The Mercedes F 015 Luxury in Motion concept car is part of a trend of creating luxury designs for a driverless future. Photograph: Steve Marcus/Reuters
What will the car look like by the time the petrol and diesel combustion engine is banned from sale? Will we still be driving, or will we be living in a utopia filled with gleaming white pods silently whizzing about the streets ferrying people to and fro?
The car of the future is still in flux. While many agree that it will be autonomous, will hopefully be accident-free, probably battery powered and will likely be radically different on the inside, if still familiar on the outside, there are broadly two routes down which the car can wind to 2040.
The first is the model we are familiar with: car ownership. There are more than 34.4m cars on British roads, with a new record of 2.69m sold in 2016 in an industry worth £77.5bn a year, according to the Society of Motor Manufacturers and Traders. It’s clear the British still love their cars.
Automotive manufacturers across the globe would love nothing more than the current model of private car ownership to continue. A car parked outside every home, new models bought on registration plate changes and regular servicing at your local garage, just with the car able to drive itself there for a robot to do the work.
That route could see the car transform from a vehicle into a moving personal space. Once it drives itself, there’s no need to have the traditional layout – or even to face forward.
The car as luxury item
Mike Ramsey, a research director for Gartner, said: “The inside of the vehicle of 2040 will be luxurious. Indeed, cars that are personally owned are likely to become increasingly luxurious, as people who use a car for simple commuting either will be buying used models or using mobility services.
“The most capable, luxurious cars likely will have features like chairs that can face one another and heads up displays that are richer in detail than those available today.”
Mercedes showed off the F 015 Luxury in Motion concept car at CES in Las Vegas in 2015, which had vast doors with pillar-less frames through which the passengers stepped into four seats facing each other with screens in the doors. Others have envisioned pods rather than traditional-looking cars where the space inside the car is less a driving machine and more of a mobile office or lounge.
Research by car black-box maker Ingenie found the key changes for cars between now and 2045 will be the adoption of technologies already in use in other areas. Instead of a key you could have a fingerprint sensor, iris scanner or other biometric system to identify you as you walk up and open the door. The windows will be active with touchscreens and gesture controls, and the cars would not only be autonomous but smart on the inside, with computers programmed to do your bidding.
Ramsey said: “The multimedia centre will be more interactive, with a powerful virtual assistant that has far more capability than today. It is likely that buttons and controls will disappear as the voice assistant takes most of those controls away.”

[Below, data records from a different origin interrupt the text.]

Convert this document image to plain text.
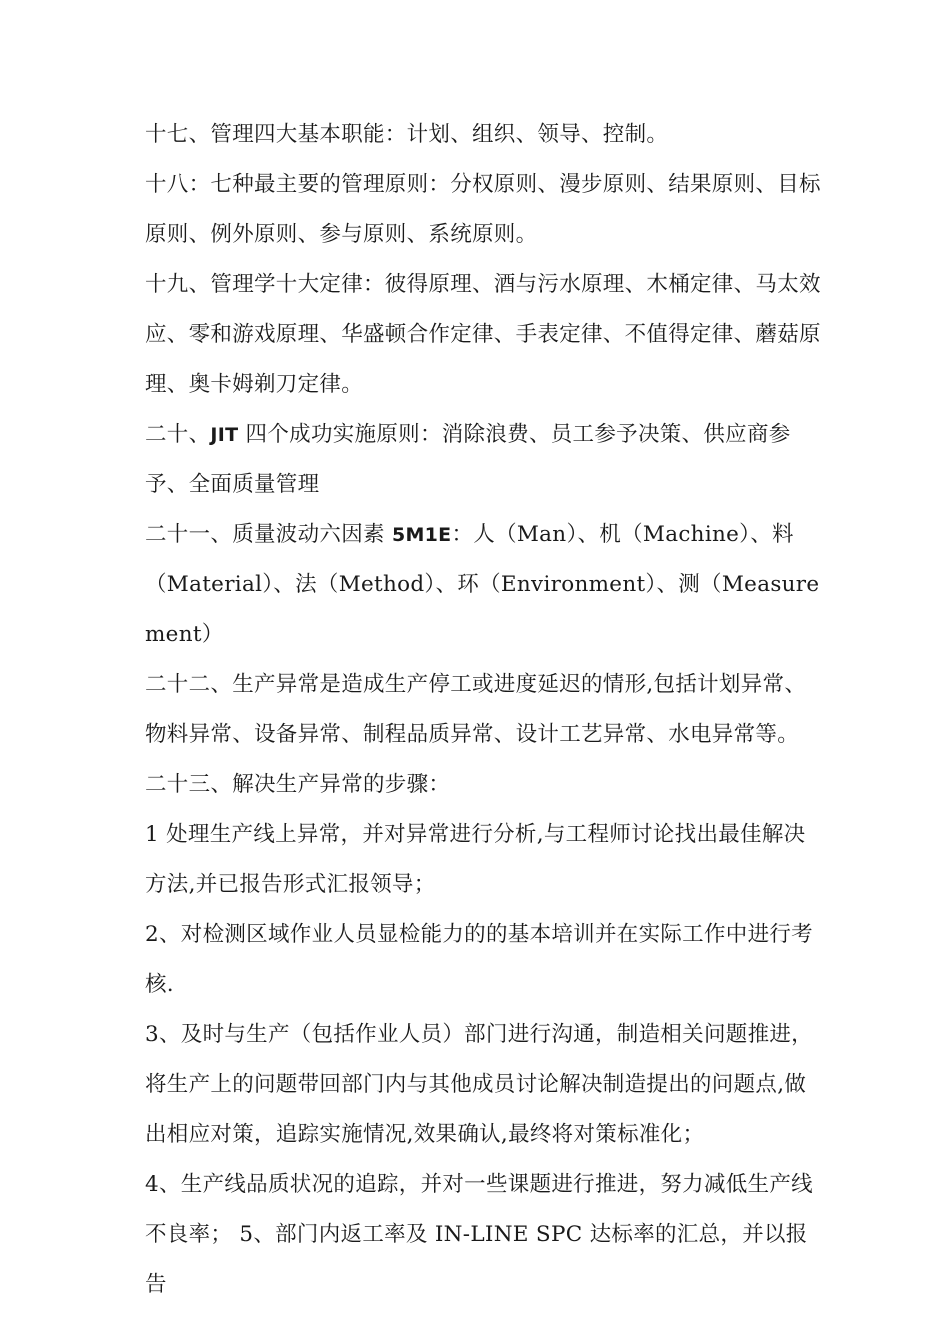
十七、管理四大基本职能：计划、组织、领导、控制。

十八：七种最主要的管理原则：分权原则、漫步原则、结果原则、目标原则、例外原则、参与原则、系统原则。

十九、管理学十大定律：彼得原理、酒与污水原理、木桶定律、马太效应、零和游戏原理、华盛顿合作定律、手表定律、不值得定律、蘑菇原理、奥卡姆剃刀定律。

二十、JIT 四个成功实施原则：消除浪费、员工参予决策、供应商参予、全面质量管理

二十一、质量波动六因素 5M1E：人（Man）、机（Machine）、料（Material）、法（Method）、环（Environment）、测（Measurement）

二十二、生产异常是造成生产停工或进度延迟的情形,包括计划异常、物料异常、设备异常、制程品质异常、设计工艺异常、水电异常等。

二十三、解决生产异常的步骤：

1 处理生产线上异常，并对异常进行分析,与工程师讨论找出最佳解决方法,并已报告形式汇报领导；

2、对检测区域作业人员显检能力的的基本培训并在实际工作中进行考核.

3、及时与生产（包括作业人员）部门进行沟通，制造相关问题推进，将生产上的问题带回部门内与其他成员讨论解决制造提出的问题点,做出相应对策，追踪实施情况,效果确认,最终将对策标准化；

4、生产线品质状况的追踪，并对一些课题进行推进，努力减低生产线不良率； 5、部门内返工率及 IN-LINE SPC 达标率的汇总，并以报告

You’ll get into your car, tell it you’re heading into work and it will communicate with streets, cars and infrastructure to find the best route not only for you, but the flow of other commuters. You’ll then sit back and wait for the car to drop you off at the door.
Once you and your fellow travelling companions have disembarked, the car will then head to the nearest charging station to park up for the day, awaiting your command to return and whisk you home, off to the theatre, the local sports complex or to the pub, which has been given a new lease of life now no one has to be be sober to get home.
The car as public service
The other road to the 2040 car is the exact opposite. Once cars are fully autonomous there’s no reason they couldn’t become a service rather than something you buy and own. Car clubs such as ZipCar already offer cars without ownership, while services such as Uber and Lyft provide on-demand transport wherever you want to go.

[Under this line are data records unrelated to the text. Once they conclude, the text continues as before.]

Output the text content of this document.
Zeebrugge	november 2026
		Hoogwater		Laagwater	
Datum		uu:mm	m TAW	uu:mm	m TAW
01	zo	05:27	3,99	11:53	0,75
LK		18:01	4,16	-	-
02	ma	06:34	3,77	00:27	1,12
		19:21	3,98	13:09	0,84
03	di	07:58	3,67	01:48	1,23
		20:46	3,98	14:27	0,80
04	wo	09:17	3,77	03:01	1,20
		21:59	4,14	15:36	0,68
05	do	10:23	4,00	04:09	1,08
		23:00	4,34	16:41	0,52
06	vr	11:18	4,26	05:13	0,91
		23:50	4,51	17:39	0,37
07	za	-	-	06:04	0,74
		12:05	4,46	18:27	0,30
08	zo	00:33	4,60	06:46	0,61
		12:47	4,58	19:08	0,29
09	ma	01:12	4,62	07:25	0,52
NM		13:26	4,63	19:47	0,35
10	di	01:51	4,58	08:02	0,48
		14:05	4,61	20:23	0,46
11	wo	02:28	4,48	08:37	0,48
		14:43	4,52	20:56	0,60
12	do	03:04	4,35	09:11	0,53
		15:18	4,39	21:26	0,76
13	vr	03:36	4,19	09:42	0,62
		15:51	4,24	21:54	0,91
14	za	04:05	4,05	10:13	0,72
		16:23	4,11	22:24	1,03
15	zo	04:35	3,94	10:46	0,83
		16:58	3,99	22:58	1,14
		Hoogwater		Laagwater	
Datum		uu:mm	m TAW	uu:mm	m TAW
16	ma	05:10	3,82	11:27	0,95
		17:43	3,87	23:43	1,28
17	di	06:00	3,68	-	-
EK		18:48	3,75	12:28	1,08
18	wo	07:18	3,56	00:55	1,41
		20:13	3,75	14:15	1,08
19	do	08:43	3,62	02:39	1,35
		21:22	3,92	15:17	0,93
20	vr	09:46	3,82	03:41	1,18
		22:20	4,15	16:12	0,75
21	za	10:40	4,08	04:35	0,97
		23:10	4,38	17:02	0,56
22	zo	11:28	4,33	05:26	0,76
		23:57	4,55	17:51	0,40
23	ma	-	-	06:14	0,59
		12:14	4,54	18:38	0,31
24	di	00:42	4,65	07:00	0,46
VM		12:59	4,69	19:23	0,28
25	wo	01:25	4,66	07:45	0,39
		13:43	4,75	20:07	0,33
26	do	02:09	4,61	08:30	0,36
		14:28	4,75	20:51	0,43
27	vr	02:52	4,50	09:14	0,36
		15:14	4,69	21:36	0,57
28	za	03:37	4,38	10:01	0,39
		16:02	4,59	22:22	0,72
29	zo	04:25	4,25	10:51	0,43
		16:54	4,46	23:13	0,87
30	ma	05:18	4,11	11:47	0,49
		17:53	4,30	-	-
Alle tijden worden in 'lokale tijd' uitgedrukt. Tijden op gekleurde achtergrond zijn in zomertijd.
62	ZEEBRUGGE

Take the human element of out the equation and it’s not hard to envision a world populated, not by cars, but by public transport pods.
Ramsey said: “For mobility services, cars may become more commoditised, taking the shape of people movers – efficient, packaged to hold people, slow moving and utilitarian.”

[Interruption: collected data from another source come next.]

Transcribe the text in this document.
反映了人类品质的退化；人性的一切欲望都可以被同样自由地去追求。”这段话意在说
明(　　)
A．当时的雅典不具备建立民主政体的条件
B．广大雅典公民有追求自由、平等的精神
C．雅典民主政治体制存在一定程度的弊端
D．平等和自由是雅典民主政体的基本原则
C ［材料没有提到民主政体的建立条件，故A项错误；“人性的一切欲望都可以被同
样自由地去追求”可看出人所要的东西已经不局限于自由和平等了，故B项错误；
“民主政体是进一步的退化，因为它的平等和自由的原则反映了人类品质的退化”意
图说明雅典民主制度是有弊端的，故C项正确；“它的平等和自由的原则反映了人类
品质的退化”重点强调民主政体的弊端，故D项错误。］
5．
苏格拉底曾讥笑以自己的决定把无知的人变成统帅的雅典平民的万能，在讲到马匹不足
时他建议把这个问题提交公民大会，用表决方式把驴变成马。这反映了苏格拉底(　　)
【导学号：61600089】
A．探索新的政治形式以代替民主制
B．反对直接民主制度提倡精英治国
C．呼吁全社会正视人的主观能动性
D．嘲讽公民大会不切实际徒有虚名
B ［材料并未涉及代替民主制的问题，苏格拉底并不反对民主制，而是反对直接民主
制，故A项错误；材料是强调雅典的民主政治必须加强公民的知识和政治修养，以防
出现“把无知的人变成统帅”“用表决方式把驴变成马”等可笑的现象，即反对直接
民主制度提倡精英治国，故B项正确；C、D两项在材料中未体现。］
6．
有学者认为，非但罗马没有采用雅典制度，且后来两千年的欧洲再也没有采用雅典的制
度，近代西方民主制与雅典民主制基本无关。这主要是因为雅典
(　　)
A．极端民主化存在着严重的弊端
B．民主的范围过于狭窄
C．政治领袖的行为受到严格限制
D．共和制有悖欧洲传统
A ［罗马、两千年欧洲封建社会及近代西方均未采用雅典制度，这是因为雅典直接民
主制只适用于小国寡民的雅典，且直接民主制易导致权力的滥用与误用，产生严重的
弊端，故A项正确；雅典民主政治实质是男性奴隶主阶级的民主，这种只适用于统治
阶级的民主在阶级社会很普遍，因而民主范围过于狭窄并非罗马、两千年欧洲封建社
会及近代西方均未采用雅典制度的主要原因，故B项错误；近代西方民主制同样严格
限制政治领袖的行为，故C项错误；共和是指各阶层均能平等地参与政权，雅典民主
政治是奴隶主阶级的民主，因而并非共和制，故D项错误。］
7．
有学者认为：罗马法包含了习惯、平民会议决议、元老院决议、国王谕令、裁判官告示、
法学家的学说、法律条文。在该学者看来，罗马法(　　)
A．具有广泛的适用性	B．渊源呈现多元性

Order one, it comes and picks you up, drops you off and then zips off to the next person or back to the charger. In doing so it would see cars switched to a 90% used state, rather than sitting around unused most of the day, and in doing so could reduce the number of vehicles on the road.
Uber, Lyft and other taxi firms have ploughed vast sums into autonomous vehicle research to that end, while many of Britain’s autonomous car developments have been focused on services that mimic public transport.
A mixture of the two or some other hybrid by the time 2040 rolls around is entirely possible, and there may be a period when human drivers will be banned or at the very least driving for transport rather than leisure will be seen as the exception.
What is clear is that motors powering the cars of 2040 will be some form of electric, which means more batteries, silent running and charging stations everywhere.